Risk management - A corporation offers a number of ways to mitigate risk through your business, the foremost being reduced personal liability: your personal assets are protected from creditors and other claimants should the business be unable to meet its obligations. Note there continue to be professional liability exposures.
If you acquire real estate through a corporation, for example the building the pharmacy is operating in, you remove yourself as the individual from tenant / personal injury liability. Consideration will need to be given to whether one or multiple corporations are used if acquiring multiple locations. Under a single corporation, risks are shared among the locations, whereas separate corporations can isolate those risks. The use of multiple lenders may also require separate corporations in order to address security requirements of those lenders against appropriate business assets.
Income tax – Being incorporated provides substantial tax advantages, including:
- Tax deferrals: Corporate tax rates can be up to 40 percent less than personal tax rates on the first $500,000 of taxable income annually, which can represent up to $200,000 a year in tax deferrals. As owner, you can use those tax savings to retire debt faster, acquire more stores, make improvements, or invest surplus funds and build wealth faster.
- Compensation planning and income splitting: With appropriate regard for both regulatory and taxation rules, it is possible to introduce family members with lower income who are active in the business, such as a spouse or adult children, as shareholders of a corporation in order to benefit from tax savings.
- Family trusts (often with a holding company): Family trusts are effective in succession planning, protecting assets, and multiplying the benefits of lifetime capital gains exemptions.
- Capital gains exemption: Eligible taxpayers may claim a lifetime capital gains exemption of $892,218 in 2021 (tax savings of up to $239,000 per taxpayer). As noted above, an incorporated business can be structured to multiply the capital gains deduction via direct shareholdings or trust interests with their spouse or adult children. The business must be a qualified small business corporation to be eligible for this deduction.
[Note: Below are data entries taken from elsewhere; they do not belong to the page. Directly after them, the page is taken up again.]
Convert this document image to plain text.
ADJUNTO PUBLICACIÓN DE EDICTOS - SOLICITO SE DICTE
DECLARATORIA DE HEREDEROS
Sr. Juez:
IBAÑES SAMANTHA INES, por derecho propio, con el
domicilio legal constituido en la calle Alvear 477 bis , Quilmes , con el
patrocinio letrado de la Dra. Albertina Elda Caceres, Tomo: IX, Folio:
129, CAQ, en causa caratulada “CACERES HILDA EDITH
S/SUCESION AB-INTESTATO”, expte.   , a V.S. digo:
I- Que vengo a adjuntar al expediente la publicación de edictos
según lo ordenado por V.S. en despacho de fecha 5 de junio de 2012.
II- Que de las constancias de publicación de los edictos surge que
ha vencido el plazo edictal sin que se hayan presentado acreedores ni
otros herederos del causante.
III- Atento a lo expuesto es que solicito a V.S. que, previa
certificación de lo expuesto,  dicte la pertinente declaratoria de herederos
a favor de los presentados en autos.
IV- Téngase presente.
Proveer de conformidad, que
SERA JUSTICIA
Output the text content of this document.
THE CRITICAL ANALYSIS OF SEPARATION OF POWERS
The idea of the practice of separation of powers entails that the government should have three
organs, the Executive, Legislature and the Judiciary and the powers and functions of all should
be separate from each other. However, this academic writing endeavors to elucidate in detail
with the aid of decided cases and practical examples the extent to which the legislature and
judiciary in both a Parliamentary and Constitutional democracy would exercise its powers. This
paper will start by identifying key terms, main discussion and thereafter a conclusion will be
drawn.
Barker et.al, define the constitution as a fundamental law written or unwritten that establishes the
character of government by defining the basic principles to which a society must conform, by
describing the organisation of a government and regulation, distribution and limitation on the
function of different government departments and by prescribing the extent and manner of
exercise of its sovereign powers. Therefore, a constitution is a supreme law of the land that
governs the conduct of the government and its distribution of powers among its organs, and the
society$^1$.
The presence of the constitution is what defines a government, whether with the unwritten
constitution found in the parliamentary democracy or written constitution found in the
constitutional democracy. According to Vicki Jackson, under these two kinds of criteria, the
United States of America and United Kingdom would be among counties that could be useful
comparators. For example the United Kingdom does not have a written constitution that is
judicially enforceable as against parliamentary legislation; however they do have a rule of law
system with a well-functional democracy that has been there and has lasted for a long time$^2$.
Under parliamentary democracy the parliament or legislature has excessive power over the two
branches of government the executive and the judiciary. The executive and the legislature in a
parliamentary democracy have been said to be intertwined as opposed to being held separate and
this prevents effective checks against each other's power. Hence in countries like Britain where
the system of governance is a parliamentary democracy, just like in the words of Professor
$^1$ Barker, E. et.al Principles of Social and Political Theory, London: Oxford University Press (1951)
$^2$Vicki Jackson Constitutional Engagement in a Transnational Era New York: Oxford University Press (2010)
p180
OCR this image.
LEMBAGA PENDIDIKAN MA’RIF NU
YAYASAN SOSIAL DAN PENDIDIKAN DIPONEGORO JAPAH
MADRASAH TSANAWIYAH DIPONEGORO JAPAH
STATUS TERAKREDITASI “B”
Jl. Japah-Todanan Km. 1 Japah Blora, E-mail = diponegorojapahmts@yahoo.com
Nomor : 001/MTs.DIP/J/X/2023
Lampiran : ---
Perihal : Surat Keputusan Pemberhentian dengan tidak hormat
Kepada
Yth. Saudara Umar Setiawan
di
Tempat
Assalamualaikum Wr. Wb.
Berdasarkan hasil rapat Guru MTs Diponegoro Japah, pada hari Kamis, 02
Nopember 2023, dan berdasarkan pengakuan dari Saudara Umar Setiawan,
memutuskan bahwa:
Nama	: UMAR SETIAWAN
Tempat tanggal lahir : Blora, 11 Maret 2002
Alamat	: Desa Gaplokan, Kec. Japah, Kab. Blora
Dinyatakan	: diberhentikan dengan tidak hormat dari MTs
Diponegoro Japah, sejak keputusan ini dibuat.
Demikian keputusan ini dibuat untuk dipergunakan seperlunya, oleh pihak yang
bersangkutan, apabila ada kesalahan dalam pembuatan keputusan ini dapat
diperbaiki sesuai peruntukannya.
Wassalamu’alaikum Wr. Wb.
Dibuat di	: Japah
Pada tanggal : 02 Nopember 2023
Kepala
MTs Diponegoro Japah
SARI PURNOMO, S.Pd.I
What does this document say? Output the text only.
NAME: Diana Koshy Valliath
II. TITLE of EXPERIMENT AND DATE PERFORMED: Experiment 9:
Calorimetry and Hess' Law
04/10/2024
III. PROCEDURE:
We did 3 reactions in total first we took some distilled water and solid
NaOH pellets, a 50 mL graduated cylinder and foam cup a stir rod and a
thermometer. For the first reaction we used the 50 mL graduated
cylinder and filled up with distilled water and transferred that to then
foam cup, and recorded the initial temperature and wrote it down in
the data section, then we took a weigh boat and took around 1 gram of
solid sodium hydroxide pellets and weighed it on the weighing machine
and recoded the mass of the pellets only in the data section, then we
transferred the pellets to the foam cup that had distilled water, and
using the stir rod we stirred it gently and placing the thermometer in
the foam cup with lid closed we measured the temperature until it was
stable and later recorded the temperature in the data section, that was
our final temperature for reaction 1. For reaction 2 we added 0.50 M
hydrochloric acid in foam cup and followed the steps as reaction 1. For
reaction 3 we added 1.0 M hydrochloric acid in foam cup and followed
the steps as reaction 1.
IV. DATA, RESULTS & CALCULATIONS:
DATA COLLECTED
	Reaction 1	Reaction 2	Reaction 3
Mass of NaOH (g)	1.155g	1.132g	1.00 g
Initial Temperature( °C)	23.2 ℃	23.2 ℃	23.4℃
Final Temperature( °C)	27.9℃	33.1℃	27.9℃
- Dividends and / or salary: You have a lot of flexibility as an active employee and corporate shareholder in claiming income, through dividends and / or salary, enabling personal income smoothing, and ease in budgeting and cash flow management.
- Financing: The use of a corporate structure provides more after-tax funds to repay debt and facilitates interest deductibility.
- Growth: Should the corporation acquire multiple pharmacies in future, you will be able to offset losses against profits where a single corporation is used.
Regulatory – There is no doubt the pharmacy regulatory requirements of corporations are complex, are different across provincial jurisdictions, and can be costly to set up for continued compliance, including share ownership requirements. It is critical to structure your corporation properly to balance the cost / benefit ratio and obtain maximum benefit for the circumstances. Work with an experienced team (lawyer, accountant) that is knowledgeable in building corporate structures to ensure it works for you and the regulators.
Most Common Pitfalls
One of the biggest errors people make when starting out as business owners is not putting enough time into planning the right structure. Know what you want to achieve, who you want to achieve it with, and consult with advisors on the how.
Don’t be fooled into handling an incorporation on your own. Whatever size business, you’ll need to draw on the experience and expertise of advisors to make sure incorporating is the best fit for you now, is flexible for the future and you are compliant with all regulations now and in future.
The road to pharmacy ownership can be challenging, but with proper planning and the right team working alongside you, the journey can be a successful one.